MP: Learn from the mistakes of others. You do not have time to make them all yourself! Make sure you engage with suppliers that have been in the game for a while and are willing to share past experiences in terms of hardware, communication stacks and reference designs. Relying on and working with an experienced supplier will save you from some of the traditional pitfalls and challenges in wireless designs.

TV: There are so many standards related to connectivity. I can imagine the early web and many early technology paradigms in similar nascent scenarios. Which protocol and stack do you endorse as the communicator for IoT embedded designs? Does it matter?

MP: I think you’re right – the IoT is still in it’s infancy and there are still quite a few standards competing for the same applications. In the ultra low power domain IPv6/6LoWPAN is promoted by the IPSO Alliance and the ZigBee solutions promoted by the ZigBee Alliance is now fairly mature and ready for prime time.

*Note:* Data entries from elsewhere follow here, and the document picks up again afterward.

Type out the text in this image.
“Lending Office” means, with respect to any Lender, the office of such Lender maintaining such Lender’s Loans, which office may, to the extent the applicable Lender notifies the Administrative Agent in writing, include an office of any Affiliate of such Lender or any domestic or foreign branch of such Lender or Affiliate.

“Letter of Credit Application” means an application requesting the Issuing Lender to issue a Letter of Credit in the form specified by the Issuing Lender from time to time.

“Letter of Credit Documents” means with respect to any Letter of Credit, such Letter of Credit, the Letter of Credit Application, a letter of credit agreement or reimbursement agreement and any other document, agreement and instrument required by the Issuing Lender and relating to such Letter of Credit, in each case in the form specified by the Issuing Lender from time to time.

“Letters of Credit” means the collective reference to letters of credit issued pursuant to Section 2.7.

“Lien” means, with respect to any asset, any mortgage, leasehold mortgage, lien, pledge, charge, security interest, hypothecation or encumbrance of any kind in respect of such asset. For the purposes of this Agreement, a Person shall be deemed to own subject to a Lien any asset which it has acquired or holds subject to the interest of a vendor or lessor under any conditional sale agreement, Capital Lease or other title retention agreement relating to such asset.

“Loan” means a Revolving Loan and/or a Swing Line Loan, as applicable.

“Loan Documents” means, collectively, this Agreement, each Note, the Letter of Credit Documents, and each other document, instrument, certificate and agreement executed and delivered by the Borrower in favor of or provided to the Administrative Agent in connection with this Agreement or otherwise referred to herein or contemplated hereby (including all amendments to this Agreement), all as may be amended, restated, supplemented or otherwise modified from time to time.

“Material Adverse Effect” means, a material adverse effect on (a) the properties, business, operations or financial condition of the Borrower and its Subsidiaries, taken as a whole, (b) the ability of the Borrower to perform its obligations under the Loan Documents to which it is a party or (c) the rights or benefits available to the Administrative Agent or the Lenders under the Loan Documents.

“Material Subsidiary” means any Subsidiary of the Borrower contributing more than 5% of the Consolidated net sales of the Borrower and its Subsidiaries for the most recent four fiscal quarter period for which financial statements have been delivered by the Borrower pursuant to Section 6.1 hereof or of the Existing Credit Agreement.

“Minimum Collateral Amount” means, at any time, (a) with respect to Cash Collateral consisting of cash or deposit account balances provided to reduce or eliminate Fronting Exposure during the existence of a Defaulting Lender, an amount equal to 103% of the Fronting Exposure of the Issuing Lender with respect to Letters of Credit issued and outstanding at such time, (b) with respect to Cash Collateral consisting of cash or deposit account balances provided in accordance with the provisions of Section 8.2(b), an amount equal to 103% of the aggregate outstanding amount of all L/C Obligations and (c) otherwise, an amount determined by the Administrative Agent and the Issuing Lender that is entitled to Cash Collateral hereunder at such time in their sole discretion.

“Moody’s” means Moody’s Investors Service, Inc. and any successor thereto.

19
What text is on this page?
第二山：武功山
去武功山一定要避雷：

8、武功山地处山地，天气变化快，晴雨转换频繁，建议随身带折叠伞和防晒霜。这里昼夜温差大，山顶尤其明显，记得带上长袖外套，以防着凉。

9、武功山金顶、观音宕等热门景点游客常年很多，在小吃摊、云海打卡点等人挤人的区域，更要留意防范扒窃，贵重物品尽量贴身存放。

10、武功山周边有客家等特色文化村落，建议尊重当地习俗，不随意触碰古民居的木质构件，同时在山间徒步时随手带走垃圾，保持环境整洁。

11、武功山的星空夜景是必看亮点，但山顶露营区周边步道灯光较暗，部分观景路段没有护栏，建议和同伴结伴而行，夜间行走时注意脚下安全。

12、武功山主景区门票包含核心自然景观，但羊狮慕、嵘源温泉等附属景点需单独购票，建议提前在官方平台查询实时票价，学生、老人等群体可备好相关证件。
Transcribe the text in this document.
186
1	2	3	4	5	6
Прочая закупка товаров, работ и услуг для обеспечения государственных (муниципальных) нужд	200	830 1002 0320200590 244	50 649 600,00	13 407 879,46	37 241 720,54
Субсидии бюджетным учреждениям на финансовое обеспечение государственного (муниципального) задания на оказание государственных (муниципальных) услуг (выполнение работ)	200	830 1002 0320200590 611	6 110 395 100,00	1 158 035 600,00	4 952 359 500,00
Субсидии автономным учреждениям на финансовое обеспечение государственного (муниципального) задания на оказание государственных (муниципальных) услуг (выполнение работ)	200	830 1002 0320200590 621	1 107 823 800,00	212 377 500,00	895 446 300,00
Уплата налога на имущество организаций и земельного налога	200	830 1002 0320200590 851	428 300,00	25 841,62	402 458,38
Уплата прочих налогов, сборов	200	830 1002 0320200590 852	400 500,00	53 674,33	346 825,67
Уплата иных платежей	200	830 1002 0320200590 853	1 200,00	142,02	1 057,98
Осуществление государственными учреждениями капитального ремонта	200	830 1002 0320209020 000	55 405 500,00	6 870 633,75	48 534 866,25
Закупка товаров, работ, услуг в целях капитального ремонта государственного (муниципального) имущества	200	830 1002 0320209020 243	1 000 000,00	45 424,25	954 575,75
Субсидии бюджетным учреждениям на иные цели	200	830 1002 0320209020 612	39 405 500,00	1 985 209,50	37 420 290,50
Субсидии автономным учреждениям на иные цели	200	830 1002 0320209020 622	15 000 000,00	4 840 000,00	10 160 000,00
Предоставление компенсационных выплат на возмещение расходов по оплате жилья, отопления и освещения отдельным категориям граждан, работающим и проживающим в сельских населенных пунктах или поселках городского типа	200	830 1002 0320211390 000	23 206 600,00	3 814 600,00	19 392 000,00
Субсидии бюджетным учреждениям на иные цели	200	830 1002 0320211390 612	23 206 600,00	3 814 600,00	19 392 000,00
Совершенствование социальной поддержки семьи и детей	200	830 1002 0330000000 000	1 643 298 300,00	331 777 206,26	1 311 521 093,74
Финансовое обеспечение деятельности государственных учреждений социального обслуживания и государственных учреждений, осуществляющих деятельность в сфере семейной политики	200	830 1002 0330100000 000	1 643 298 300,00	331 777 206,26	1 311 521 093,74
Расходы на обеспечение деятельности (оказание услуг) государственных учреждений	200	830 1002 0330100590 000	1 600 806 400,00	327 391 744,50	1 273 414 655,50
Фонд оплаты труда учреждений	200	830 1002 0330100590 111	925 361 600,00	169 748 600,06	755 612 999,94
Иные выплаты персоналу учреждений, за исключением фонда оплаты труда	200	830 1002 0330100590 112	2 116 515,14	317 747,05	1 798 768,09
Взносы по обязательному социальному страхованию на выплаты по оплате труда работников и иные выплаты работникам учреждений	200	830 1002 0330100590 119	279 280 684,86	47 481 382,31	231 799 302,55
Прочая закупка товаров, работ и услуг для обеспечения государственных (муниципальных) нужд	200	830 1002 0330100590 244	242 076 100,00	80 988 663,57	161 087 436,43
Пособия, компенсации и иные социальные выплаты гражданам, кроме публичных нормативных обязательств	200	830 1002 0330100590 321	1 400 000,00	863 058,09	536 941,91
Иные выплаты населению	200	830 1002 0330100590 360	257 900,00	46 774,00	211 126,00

A couple of years ago the smart energy domain was very interesting, but the fastest growth today is within wireless lighting control and home automation. Do a search for “Philips Hue” and you can see some of my favorite applications right now.

TV: IoT refers to connecting literally everything to the Internet. Do you agree with this sentiment? How soon do you think this will become a reality?

MP: Yes – I do agree. And that means we are talking about a set of solutions ranging from handsets and tablets to even smaller embedded and highly specialized devices with years of battery lifetime. We’re even seeing battery-less devices being driven by energy harvesting techniques.

TV: Is the Internet of Things going to be the biggest leverage point for IT as well as valued added chain to many industries? If so, what are some of the business challenges?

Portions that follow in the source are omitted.